Desembargador do TJ-PR, Luís Espíndola, é acusado de assédio sexual e moral por servidoras. Depoimentos e PAD revelam padrão predatório e condutas inadequadas.
assédio sexual e moral desembargador — foto ilustrativa assédio sexual e moral desembargador — foto ilustrativa

O desembargador Luís César de Paula Espíndola, do Tribunal de Justiça do Paraná (TJ-PR), enfrenta um Processo Administrativo Disciplinar (PAD) e foi afastado de suas funções após uma série de acusações de assédio sexual e moral por parte de pelo menos cinco servidoras de seu gabinete. Relatos detalhados e transcrições de depoimentos, obtidos pelo Estadão, pintam um quadro sombrio da rotina de intimidação e condutas inadequadas no ambiente de trabalho.

Em sua Defesa junto ao Conselho Nacional de Justiça (CNJ), o magistrado contestou a validade dos depoimentos, alegando ‘fragilidade, generalidade e contradições’, além da prescrição de fatos antigos.
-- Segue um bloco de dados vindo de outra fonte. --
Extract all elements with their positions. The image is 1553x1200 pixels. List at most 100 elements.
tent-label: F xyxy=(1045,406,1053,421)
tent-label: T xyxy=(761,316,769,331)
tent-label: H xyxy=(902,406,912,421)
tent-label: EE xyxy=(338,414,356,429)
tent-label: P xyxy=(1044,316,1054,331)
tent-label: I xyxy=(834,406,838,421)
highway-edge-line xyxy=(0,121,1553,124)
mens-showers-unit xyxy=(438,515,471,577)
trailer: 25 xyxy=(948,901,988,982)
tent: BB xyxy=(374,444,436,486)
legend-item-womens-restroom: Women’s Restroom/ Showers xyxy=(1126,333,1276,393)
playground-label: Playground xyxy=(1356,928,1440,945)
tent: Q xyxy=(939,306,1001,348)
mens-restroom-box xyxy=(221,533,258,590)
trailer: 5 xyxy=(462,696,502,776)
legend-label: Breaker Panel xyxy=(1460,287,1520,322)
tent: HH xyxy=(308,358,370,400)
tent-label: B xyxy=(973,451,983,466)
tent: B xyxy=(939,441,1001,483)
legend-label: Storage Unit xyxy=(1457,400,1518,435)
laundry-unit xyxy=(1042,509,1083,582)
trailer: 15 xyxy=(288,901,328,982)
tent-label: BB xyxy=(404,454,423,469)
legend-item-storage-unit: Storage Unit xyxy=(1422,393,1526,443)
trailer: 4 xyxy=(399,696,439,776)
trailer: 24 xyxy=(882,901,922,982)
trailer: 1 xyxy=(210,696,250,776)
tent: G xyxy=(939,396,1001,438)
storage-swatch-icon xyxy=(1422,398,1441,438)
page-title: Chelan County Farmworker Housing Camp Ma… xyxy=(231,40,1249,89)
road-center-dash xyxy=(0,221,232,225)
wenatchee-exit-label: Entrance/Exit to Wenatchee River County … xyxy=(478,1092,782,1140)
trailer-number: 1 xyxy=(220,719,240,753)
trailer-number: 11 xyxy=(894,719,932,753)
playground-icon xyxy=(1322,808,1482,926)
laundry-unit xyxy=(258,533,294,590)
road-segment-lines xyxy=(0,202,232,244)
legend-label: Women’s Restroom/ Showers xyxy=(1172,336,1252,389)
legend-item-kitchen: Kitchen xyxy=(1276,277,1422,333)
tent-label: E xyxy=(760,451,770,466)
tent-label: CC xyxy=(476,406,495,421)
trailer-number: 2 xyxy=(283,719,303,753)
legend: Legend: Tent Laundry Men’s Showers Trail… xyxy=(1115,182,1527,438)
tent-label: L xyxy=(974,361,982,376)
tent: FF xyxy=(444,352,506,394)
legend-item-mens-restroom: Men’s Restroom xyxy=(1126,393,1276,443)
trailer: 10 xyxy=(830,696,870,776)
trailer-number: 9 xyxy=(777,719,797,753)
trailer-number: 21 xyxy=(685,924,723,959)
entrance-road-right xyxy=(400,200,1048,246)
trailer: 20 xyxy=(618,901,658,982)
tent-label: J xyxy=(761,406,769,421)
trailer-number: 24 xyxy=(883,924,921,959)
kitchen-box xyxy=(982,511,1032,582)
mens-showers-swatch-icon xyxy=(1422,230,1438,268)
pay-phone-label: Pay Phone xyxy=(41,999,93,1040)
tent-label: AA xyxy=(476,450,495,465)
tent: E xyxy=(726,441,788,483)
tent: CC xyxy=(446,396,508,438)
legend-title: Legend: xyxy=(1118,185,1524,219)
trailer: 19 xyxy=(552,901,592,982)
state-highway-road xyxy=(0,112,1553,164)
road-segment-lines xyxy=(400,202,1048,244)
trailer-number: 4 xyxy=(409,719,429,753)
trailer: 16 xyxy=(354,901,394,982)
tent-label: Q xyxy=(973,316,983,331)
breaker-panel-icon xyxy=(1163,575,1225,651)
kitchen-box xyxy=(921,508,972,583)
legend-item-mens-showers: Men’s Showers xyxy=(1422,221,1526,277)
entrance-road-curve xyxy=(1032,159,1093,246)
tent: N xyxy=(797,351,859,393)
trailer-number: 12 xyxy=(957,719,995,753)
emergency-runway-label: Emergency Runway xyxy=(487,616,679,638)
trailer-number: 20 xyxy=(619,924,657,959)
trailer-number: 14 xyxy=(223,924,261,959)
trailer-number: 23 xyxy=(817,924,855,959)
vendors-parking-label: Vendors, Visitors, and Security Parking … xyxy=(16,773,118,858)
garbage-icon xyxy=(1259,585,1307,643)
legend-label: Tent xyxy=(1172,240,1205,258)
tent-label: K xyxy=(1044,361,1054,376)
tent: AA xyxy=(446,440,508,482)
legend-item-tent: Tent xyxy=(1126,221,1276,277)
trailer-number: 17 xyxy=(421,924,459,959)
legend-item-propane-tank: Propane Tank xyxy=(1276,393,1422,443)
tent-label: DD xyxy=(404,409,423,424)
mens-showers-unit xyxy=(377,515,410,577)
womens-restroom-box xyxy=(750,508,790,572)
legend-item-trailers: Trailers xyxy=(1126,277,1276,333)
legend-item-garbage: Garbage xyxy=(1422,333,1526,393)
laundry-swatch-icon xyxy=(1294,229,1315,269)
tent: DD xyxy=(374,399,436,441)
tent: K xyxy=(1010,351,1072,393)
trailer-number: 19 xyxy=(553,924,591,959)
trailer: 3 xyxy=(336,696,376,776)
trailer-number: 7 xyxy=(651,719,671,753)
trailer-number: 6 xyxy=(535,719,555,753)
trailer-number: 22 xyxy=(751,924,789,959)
No entanto, as acusações revelam um padrão comportamental preocupante.

Relatos Chocantes de Assédio

As servidoras relataram episódios de assédio sexual e moral, incluindo comentários explícitos sobre seus corpos e vestimentas. Uma funcionária relatou ter sido ‘mordida na bunda’ enquanto subia uma escada. Outras mencionaram ouvir do desembargador comentários como ‘como fulana está gostosa’, ‘você está com peitão’, e ‘olha como fulana está coxuda’. Comentários sobre ‘essas pernas’ e ‘você com essas pernas de fora’ também foram citados, em referência a servidoras que usavam saias.

Uma das depoentes descreveu crises de nervos e pânico decorrentes dos modos ‘grosseiros’ do magistrado. Em um incidente, ele teria agarrado uma funcionária a quem chamava de ‘gostosa’. Os relatos foram anexados a um relatório que levou à instauração do PAD no CNJ, resultando no afastamento de Espíndola.

Contexto da Decisão e Declarações Controversas

O afastamento do desembargador ocorreu após um episódio emblemático durante o julgamento de um caso de suposto assédio de um professor a uma aluna de 12 anos. Na ocasião, Espíndola concluiu o julgamento afirmando que ‘são as mulheres que correm atrás dos homens, estão loucas pelos homens’. Essa declaração gerou forte repercussão e críticas, inclusive da Ordem dos Advogados do Brasil (OAB) no Paraná, que argumentou que o magistrado apresentava ‘conduta incompatível com o exercício do cargo’.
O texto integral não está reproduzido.